Schwuso in Verdacht

Bundeschef des SPD-Homoverbands legt sein Amt nieder. Staatsanwälte ermitteln wegen Jugendpornografie

BREMEN taz ■ Morgens um halb elf war das Konterfei von Michael Engelmann von der Homepage der Bundes-Schwusos verschwunden. Stattdessen lächelte Berlins Regierender Bürgermeister Klaus Wowereit von der Startseite der „Schwulen und Lesben in der SPD“. Gegen Engelmann, bis gestern Bundesvorsitzender der Schwusos, wird wegen des Verdachts der Verbreitung pornografischer Schriften ermittelt. Schon tags zuvor legte der 34-Jährige sein Mandat als Abgeordneter der Bremischen Bürgerschaft nieder.

Die Bremer Staatsanwaltschaft äußerte sich bislang nicht zu den konkreten Vorwürfen gegen Engelmann. Wie der Oberstaatsanwalt Horst Nullmeyer bestätigte, wurde die Privatwohnung Engelmanns am Abend des 8. Oktober durchsucht.
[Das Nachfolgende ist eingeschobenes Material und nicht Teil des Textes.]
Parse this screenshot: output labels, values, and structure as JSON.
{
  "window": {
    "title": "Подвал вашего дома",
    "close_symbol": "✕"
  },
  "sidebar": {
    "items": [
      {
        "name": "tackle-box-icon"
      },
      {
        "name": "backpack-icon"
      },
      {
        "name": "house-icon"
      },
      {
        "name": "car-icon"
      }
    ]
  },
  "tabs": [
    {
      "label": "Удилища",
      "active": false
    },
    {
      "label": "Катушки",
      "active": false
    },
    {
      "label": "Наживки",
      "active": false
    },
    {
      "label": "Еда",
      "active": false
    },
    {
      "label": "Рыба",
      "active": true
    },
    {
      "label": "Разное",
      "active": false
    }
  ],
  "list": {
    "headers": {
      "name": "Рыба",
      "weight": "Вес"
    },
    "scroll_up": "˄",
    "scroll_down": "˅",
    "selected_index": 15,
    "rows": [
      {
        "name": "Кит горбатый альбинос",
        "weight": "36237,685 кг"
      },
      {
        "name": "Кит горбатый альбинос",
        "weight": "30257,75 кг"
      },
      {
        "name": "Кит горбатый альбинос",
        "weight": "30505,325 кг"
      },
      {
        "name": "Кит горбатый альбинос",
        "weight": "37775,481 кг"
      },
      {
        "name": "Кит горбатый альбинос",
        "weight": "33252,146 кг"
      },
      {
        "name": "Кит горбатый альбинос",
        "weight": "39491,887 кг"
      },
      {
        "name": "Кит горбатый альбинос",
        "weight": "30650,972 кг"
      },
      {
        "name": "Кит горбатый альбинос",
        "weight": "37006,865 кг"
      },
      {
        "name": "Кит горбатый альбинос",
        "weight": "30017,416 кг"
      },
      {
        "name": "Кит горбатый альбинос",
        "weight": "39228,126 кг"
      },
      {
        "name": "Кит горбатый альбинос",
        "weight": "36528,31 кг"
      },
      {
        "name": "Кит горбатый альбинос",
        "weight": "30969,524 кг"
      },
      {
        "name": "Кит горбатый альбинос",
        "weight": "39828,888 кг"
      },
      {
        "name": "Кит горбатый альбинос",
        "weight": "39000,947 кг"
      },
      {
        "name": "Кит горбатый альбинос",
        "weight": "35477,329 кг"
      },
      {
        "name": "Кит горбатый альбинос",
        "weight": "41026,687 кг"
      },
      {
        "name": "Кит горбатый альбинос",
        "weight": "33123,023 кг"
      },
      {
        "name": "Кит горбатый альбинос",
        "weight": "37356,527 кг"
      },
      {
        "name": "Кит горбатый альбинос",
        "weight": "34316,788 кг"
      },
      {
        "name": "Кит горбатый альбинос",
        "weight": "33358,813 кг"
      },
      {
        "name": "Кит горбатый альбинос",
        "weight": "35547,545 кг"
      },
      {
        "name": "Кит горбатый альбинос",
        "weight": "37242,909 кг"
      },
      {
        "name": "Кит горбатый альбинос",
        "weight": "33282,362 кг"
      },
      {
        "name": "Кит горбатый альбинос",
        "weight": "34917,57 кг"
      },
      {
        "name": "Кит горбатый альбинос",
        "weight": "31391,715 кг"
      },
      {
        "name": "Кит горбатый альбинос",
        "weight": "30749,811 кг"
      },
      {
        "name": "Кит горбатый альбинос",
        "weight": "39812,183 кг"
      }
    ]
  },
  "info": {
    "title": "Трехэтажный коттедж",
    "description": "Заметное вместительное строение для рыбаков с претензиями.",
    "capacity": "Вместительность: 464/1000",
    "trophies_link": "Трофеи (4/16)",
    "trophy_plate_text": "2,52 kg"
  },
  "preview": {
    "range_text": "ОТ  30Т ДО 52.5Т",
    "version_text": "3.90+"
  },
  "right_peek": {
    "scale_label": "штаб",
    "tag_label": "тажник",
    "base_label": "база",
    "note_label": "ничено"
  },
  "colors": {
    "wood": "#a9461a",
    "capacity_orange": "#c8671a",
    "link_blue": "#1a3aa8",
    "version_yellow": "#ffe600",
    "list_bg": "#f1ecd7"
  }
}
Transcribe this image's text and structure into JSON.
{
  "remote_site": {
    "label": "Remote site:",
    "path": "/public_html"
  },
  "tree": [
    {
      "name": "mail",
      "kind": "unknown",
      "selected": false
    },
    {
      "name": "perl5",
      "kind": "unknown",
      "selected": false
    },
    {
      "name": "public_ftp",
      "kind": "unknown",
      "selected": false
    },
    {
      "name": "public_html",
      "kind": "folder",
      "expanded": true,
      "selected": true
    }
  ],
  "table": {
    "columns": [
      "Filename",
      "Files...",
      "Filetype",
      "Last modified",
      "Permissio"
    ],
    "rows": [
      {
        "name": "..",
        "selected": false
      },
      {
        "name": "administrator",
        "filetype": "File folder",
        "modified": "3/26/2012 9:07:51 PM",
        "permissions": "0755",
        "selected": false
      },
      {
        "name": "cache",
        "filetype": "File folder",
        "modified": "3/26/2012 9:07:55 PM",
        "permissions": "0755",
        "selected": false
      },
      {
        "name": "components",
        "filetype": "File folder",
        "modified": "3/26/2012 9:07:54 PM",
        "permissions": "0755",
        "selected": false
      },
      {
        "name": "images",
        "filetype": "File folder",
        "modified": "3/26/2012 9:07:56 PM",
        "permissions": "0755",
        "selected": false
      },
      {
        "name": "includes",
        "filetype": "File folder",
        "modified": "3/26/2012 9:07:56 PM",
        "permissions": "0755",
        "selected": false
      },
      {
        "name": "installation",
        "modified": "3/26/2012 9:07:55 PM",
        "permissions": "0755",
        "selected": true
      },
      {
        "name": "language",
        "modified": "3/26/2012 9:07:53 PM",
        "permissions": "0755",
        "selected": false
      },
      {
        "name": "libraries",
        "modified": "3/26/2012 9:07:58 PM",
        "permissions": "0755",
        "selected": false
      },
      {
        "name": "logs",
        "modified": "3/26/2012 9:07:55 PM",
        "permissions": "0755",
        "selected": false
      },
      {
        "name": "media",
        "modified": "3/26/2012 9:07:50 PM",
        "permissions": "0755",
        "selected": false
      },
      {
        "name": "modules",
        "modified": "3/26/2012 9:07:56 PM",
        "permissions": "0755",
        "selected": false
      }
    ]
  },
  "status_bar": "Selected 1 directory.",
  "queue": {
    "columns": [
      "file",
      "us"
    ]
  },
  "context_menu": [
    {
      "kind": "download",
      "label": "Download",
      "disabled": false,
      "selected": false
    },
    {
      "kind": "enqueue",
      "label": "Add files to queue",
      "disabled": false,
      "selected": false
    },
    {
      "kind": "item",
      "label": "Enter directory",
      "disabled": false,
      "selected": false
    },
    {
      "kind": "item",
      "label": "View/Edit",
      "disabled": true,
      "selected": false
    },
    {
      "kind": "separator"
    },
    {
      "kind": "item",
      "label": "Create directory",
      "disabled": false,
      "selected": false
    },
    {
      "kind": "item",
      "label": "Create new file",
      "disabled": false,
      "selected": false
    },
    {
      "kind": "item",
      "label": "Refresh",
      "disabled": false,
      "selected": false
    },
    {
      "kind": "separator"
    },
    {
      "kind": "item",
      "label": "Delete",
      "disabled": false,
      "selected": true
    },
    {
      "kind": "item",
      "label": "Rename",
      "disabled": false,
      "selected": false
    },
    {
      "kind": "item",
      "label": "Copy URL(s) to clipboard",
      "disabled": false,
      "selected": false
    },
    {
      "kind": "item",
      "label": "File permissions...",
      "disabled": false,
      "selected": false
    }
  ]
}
Ein Computer wurde beschlagnahmt, die Untersuchung der Festplatte könne aber noch Wochen dauern.

Kurz vor der Hausdurchsuchung und am Rande des gerade tagenden Landesparlaments war im Geschäftsordnungsausschuss der Bürgerschaft die Immunität des SPD-Abgeordneten aufgehoben worden. Der Weg für die Ermittlungen der Staatsanwaltschaft war damit frei.

Dem Vernehmen nach konzentriert sich der Verdacht auf den Besitz kinder- und jugendpornografischen Materials nach Paragraf 184 des Strafgesetzbuches. Engelmann selbst sagte gestern auf Nachfrage, er wolle sich zu den Vorwürfen nicht öffentlich äußern. Er habe Akteneinsicht beantragt, um mit seinem Anwalt den Umfang der Vorwürfe zu ermessen.

Sowohl die SPD-Fraktion in der Bürgerschaft als auch die Bundes-Schwusos reagierten „überrascht und bestürzt“ auf die Nachricht. Die SPD hoffe auf schnelle und umfassende Aufklärung. „Wir erwarten hierbei auch eine aktive Mitarbeit von Michael Engelmann“, hieß es nach einem Gespräch mit der Fraktionsspitze am Donnerstagabend. Die Bremer SPD halte einen Parteiausschluss für zwingend, wenn sich die Vorwürfe bestätigen, so der Landesgeschäftsführer Roland Pahl.

„Wir haben den Schock immer noch nicht überwunden“, sagte der Bremer SPD-Landesvorsitzende Detlev Albers in einer ersten Reaktion. „Für die Sache der Schwulen und Lesben ist ein großer Schaden entstanden, zumal Michael Engelmann seit Jahren an exponierter Stelle für die Rechte gleichgeschlechtlicher Lebensbeziehungen eingetreten ist.“ Dieses Engagement sei richtig und wichtig, „solange die rote Linie der Abgrenzung zu Kindesmissbrauch nicht überschritten wird“.

Die Schwusos nahmen Engelmanns Rücktritt in einer in der Nacht zum Freitag verbreiteten Erklärung an und dankten ihm zugleich für die bisher geleistete Arbeit. Bis zum Bundesauschuss der Schwusos am 8. November werden die beiden Stellvertreter die Geschäfte fortführen.

Engelmann, seit 1990 Mitglied der SPD, wurde 1999 in die Bremische Bürgerschaft gewählt. Im Jahr zuvor hatte er den Bremer Landesverband der Schwulen und Lesben in der SPD gegründet. 2002 wurde er zum Bundesvorsitzenden gewählt.